Vocês acham mesmo que as crianças não notam essa desatenção? Bom, eu me lembro de notar.



Mas me lembro também de um dia único e verdadeiramente marcante. Foi a primeira vez que eu fui realmente ouvido pela minha ideia em um assunto tipicamente de adulto. Minha sugestão foi realmente escutada, digerida e, ao final, adotada. Eu tinha onze anos e esse marco foi um presente do “Seu” Osvaldo, meu avô.

Ele era um faz-tudo. Consertava tudo em casa. Certa vez, queria fazer um suporte de madeira ao canto da pia da cozinha para apoiar uma cafeteira elétrica. Pediu minha ajuda e a teve sem qualquer entusiasmo de minha parte. Afinal, ajudar adultos se resumia a pegar ferramentas que estavam longe das mãos deles.

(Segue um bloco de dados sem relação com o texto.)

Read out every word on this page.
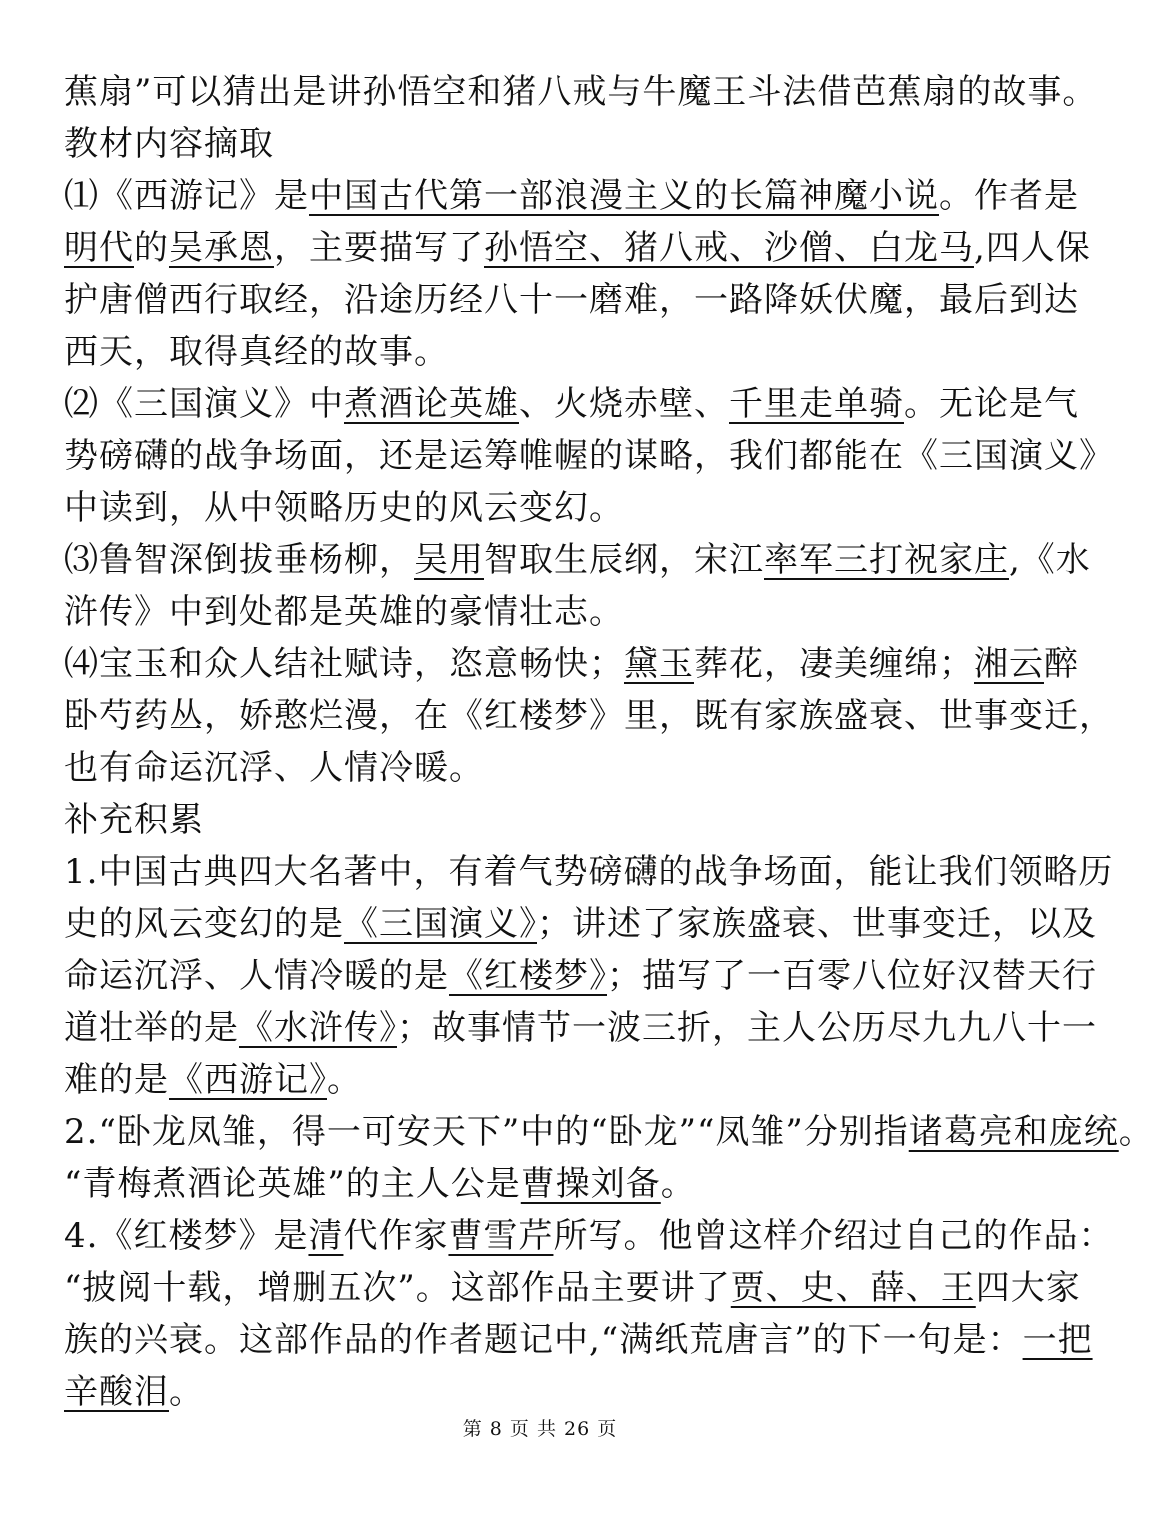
蕉扇”可以猜出是讲孙悟空和猪八戒与牛魔王斗法借芭蕉扇的故事。
教材内容摘取
⑴《西游记》是中国古代第一部浪漫主义的长篇神魔小说。作者是
明代的吴承恩，主要描写了孙悟空、猪八戒、沙僧、白龙马,四人保
护唐僧西行取经，沿途历经八十一磨难，一路降妖伏魔，最后到达
西天，取得真经的故事。
⑵《三国演义》中煮酒论英雄、火烧赤壁、千里走单骑。无论是气
势磅礴的战争场面，还是运筹帷幄的谋略，我们都能在《三国演义》
中读到，从中领略历史的风云变幻。
⑶鲁智深倒拔垂杨柳，吴用智取生辰纲，宋江率军三打祝家庄,《水
浒传》中到处都是英雄的豪情壮志。
⑷宝玉和众人结社赋诗，恣意畅快；黛玉葬花，凄美缠绵；湘云醉
卧芍药丛，娇憨烂漫，在《红楼梦》里，既有家族盛衰、世事变迁，
也有命运沉浮、人情冷暖。
补充积累
1.中国古典四大名著中，有着气势磅礴的战争场面，能让我们领略历
史的风云变幻的是《三国演义》；讲述了家族盛衰、世事变迁，以及
命运沉浮、人情冷暖的是《红楼梦》；描写了一百零八位好汉替天行
道壮举的是《水浒传》；故事情节一波三折，主人公历尽九九八十一
难的是《西游记》。
2.“卧龙凤雏，得一可安天下”中的“卧龙”“凤雏”分别指诸葛亮和庞统。
“青梅煮酒论英雄”的主人公是曹操刘备。
4.《红楼梦》是清代作家曹雪芹所写。他曾这样介绍过自己的作品：
“披阅十载，增删五次”。这部作品主要讲了贾、史、薛、王四大家
族的兴衰。这部作品的作者题记中,“满纸荒唐言”的下一句是：一把
辛酸泪。
第 8 页 共 26 页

Lembro-me, no entanto, que meu avô vinha enfrentando problemas para definir como montaria aquela mesa de canto, que, por não ter pernas em número par, custava a se equilibrar. Foi quando eu soltei despretensiosamente uma sugestão. Disse algo do tipo, “Vô, porque a gente não faz assim, olha?” e desenhei minha ideia.

Eu já não me lembro de que sugestão era essa ou de como a mesa ficou. Mal me lembro da cozinha, para ser sincero. Mas me recordo de como ele de fato processou o que eu disse. No final, a mesa foi construída do meu jeito e virou um troféu para mim. E também uma lição.

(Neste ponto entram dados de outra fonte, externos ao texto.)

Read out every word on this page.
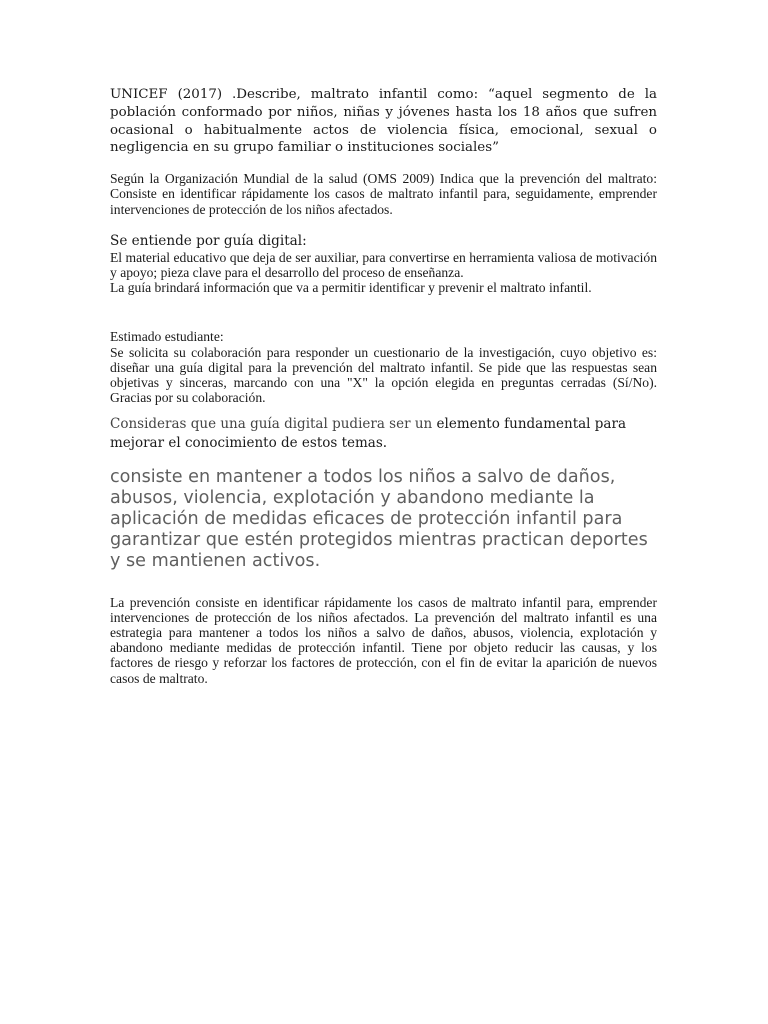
UNICEF (2017) .Describe, maltrato infantil como: “aquel segmento de la población conformado por niños, niñas y jóvenes hasta los 18 años que sufren ocasional o habitualmente actos de violencia física, emocional, sexual o negligencia en su grupo familiar o instituciones sociales”

Según la Organización Mundial de la salud (OMS 2009) Indica que la prevención del maltrato: Consiste en identificar rápidamente los casos de maltrato infantil para, seguidamente, emprender intervenciones de protección de los niños afectados.

Se entiende por guía digital:

El material educativo que deja de ser auxiliar, para convertirse en herramienta valiosa de motivación y apoyo; pieza clave para el desarrollo del proceso de enseñanza.

La guía brindará información que va a permitir identificar y prevenir el maltrato infantil.

Estimado estudiante:

Se solicita su colaboración para responder un cuestionario de la investigación, cuyo objetivo es: diseñar una guía digital para la prevención del maltrato infantil. Se pide que las respuestas sean objetivas y sinceras, marcando con una "X" la opción elegida en preguntas cerradas (Sí/No). Gracias por su colaboración.

Consideras que una guía digital pudiera ser un elemento fundamental para mejorar el conocimiento de estos temas.

consiste en mantener a todos los niños a salvo de daños, abusos, violencia, explotación y abandono mediante la aplicación de medidas eficaces de protección infantil para garantizar que estén protegidos mientras practican deportes y se mantienen activos.

La prevención consiste en identificar rápidamente los casos de maltrato infantil para, emprender intervenciones de protección de los niños afectados. La prevención del maltrato infantil es una estrategia para mantener a todos los niños a salvo de daños, abusos, violencia, explotación y abandono mediante medidas de protección infantil. Tiene por objeto reducir las causas, y los factores de riesgo y reforzar los factores de protección, con el fin de evitar la aparición de nuevos casos de maltrato.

Meu avô era um homem sério e pouco divertido. Mas a lição que ele me deixou é de que lidar com criança não é só fazer palhaçadas ou educá-la. É realmente gostar de sua companhia e, principalmente, ouvi-la.

Como eu disse, sou iniciante na “faculdade” de ser pai, mas o que posso garantir é que, quando meu filho tiver ideias e quiser ser ouvido, me esforçarei para receber suas sugestões sem o preconceito e arrogância dos adultos. A criatividade e autoestima de uma criança, no meu humilde ponto de vista, podem ser aniquiladas ainda na infância. Ou estimuladas.

Talvez a diferença daquele adulto que sabe colocar sua opinião em reuniões profissionais ou daquele que se acanha e esconde suas ideias com medo de parecer ridículo tenha origem justamente no relacionamento que teve com adultos que o cercaram na infância.

Ao ouvir e incentivar boas ideias de filhos e netos, acaba-se por preparar terreno fértil em suas mentes. Terreno esse em que florescerá a confiança na própria opinião. Portanto, lance a semente no solo e dê espaço para que haja o florescimento da criatividade e sucesso das crianças. Seja um bom adulto.